Root

Longman, Bill longman at sharplabs.com
Mon Oct 4 13:21:44 MDT 2004


> Can anyone explain to me why some applications require that 
> you login as 
> root, and will not run as "su"?
> 
> httpd, apachectl and pdisk come to mind. It seems like a bit 
> of a security 
> faux-pas to _require_ that you login to root to run them. 
> (plus, I'm going 
> to get around to adding my own user id to the sudo account 
> but that's not a 
> high-priority so I haven't bothered reading through that FAQ).

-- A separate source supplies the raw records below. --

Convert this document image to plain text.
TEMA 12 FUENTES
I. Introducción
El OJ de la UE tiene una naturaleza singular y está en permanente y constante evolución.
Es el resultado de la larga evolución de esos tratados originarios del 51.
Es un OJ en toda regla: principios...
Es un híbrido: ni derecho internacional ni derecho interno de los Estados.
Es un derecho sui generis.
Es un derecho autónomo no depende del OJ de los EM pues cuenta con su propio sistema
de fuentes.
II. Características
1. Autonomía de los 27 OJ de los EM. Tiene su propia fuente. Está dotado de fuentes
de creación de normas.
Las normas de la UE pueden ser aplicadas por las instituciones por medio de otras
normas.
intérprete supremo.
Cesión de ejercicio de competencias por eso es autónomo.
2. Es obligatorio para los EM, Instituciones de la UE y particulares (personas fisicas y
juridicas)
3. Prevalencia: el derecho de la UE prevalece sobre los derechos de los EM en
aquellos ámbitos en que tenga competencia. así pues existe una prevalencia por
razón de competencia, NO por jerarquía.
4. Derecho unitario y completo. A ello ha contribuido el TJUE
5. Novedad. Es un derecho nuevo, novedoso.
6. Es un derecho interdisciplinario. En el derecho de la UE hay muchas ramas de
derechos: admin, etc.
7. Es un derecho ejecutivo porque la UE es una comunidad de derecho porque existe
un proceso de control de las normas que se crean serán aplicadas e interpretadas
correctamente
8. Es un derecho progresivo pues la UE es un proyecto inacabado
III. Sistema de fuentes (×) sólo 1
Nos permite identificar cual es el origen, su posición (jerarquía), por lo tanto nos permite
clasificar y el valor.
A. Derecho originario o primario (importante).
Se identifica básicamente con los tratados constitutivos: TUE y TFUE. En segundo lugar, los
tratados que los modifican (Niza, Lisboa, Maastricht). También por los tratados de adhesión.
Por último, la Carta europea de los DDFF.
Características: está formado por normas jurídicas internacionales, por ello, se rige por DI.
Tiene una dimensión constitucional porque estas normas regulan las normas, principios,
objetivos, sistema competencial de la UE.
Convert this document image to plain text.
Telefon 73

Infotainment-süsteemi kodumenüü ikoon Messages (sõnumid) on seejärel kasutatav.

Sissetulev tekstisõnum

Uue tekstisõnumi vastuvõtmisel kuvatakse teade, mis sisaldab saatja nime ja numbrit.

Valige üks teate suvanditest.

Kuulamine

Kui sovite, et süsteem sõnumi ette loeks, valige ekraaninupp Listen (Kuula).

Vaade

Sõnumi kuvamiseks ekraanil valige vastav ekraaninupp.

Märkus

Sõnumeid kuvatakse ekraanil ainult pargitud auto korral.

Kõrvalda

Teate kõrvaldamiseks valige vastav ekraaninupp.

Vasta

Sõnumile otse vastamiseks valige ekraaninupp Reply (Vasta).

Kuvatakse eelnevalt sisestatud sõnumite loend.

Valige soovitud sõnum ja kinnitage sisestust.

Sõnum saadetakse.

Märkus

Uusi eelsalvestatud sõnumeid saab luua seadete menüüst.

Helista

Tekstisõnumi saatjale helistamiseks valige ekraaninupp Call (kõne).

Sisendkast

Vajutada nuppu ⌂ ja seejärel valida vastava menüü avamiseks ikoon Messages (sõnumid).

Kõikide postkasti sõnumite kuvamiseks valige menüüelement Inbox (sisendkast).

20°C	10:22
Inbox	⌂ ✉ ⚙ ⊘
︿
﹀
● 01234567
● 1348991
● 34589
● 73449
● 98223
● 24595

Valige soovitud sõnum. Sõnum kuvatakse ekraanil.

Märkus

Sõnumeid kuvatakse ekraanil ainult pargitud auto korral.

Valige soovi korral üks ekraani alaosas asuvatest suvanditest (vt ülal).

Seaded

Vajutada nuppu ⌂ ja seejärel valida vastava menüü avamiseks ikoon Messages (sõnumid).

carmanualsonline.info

Some processes require a terminal session. I can understand that pdisk needs
it but I know for sure that httpd and apachectl don't need it. You can "su
-c apachectl shutdown" all you want. That's how the system's init scripts
work. 
 
[DANG IT! I JUST HIT THE STUPID POWER BUTTON ON MY KEYBOARD!!!! Is there a
way to turn off this stupid-ass button so my giant FAT FINGER won't
accidently tell my machine to go to sleep? It's unable to recover from such
a simple request and now my macho uptimes are back to square one! SUGAR
HONEY ICED TEA!@!!~]

> PS Where can I find a log that might record kernel panics?

In the CPU's ring buffer? About the only way to get this is to configure the
kernel to save the running image to disk. By definition, the kernel is
panicking, so it has to bail out. If it cannot write files, you'll never see
the panic info. Maybe you'll need a camera to take screen shots!